Menurut Rizal, intelektualitas juga penting di era Artificial Intelligence (AI). Di era yang serba mekanistik saat ini, penting bagi guru untuk mengajarkan siswanya cara meresapi sesuatu dan merasakan. "Jika para guru kita yang menjadi intelektual berhasil mengajari anak-anak dengan pengalaman batinnya maka di masa depan mereka akan memiliki sesuatu yang tidak dimiliki AI, yakni kemampuan berempati dan berimajinasi," ujar Rizal.
Acara 'Ngkaji Pendidikan: Guru - Sang Intelektual Penuntun Peradaban' sendiri dihadiri lebih dari 800 peserta dari guru, masyarakat umum, dan anak muda.
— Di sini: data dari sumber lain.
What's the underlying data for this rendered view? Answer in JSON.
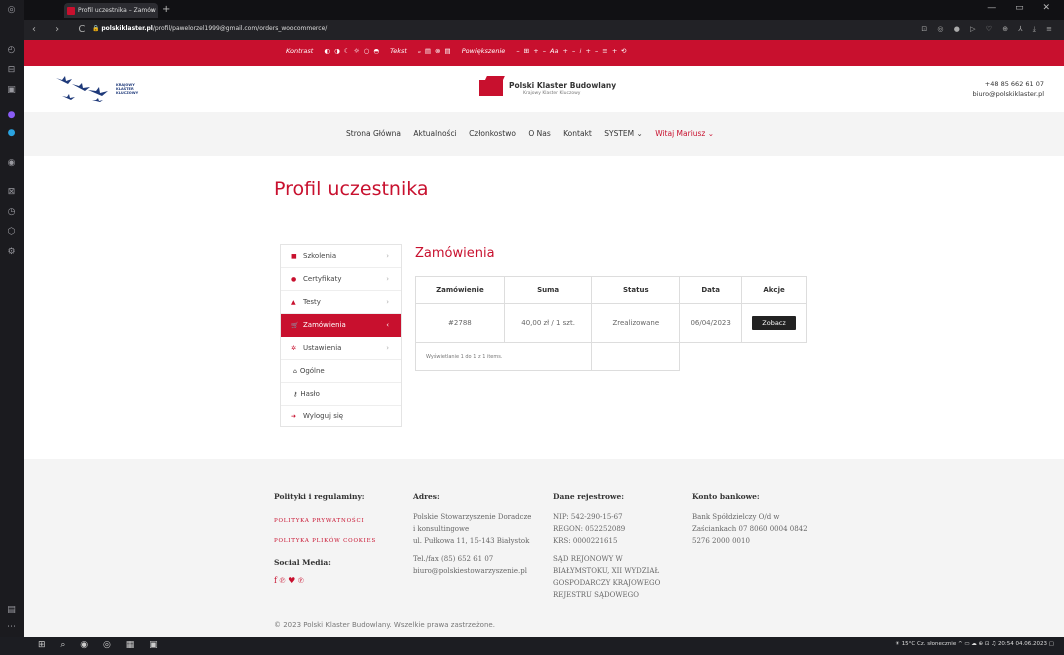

Komunitas guru yang hadir secara luring berasal dari berbagai provinsi mulai dari DIY, Jawa Tengah, Jawa Timur, Jawa Barat, Banten, bahkan sampai Kalimantan.
Audiens disambut dengan sesi penayangan video dengan tajuk 'Lapor Pendidikan Indonesia' yang menggambarkan krisis dan keadaan darurat pendidikan di Indonesia. Suasana acara berganti menjadi penuh tawa dengan pertunjukan drama komedi satire yang merupakan refleksi humoris tentang kondisi pendidikan di Indonesia, khususnya dalam konteks guru yang terkekang oleh beban administrasi.
Pentingnya peran guru dalam perkembangan sebuah peradaban menjadi fokus utama dalam acara ini. Pendiri GSM sekaligus dosen Fakultas Teknik UGM, Muhammad Nur Rizal, bersama dengan wartawan harian nasional Kompas, Ester Napitupulu, memberikan wawasan mendalam mengenai betapa guru-guru adalah intelektual yang mampu menjadi penyelamat peradaban.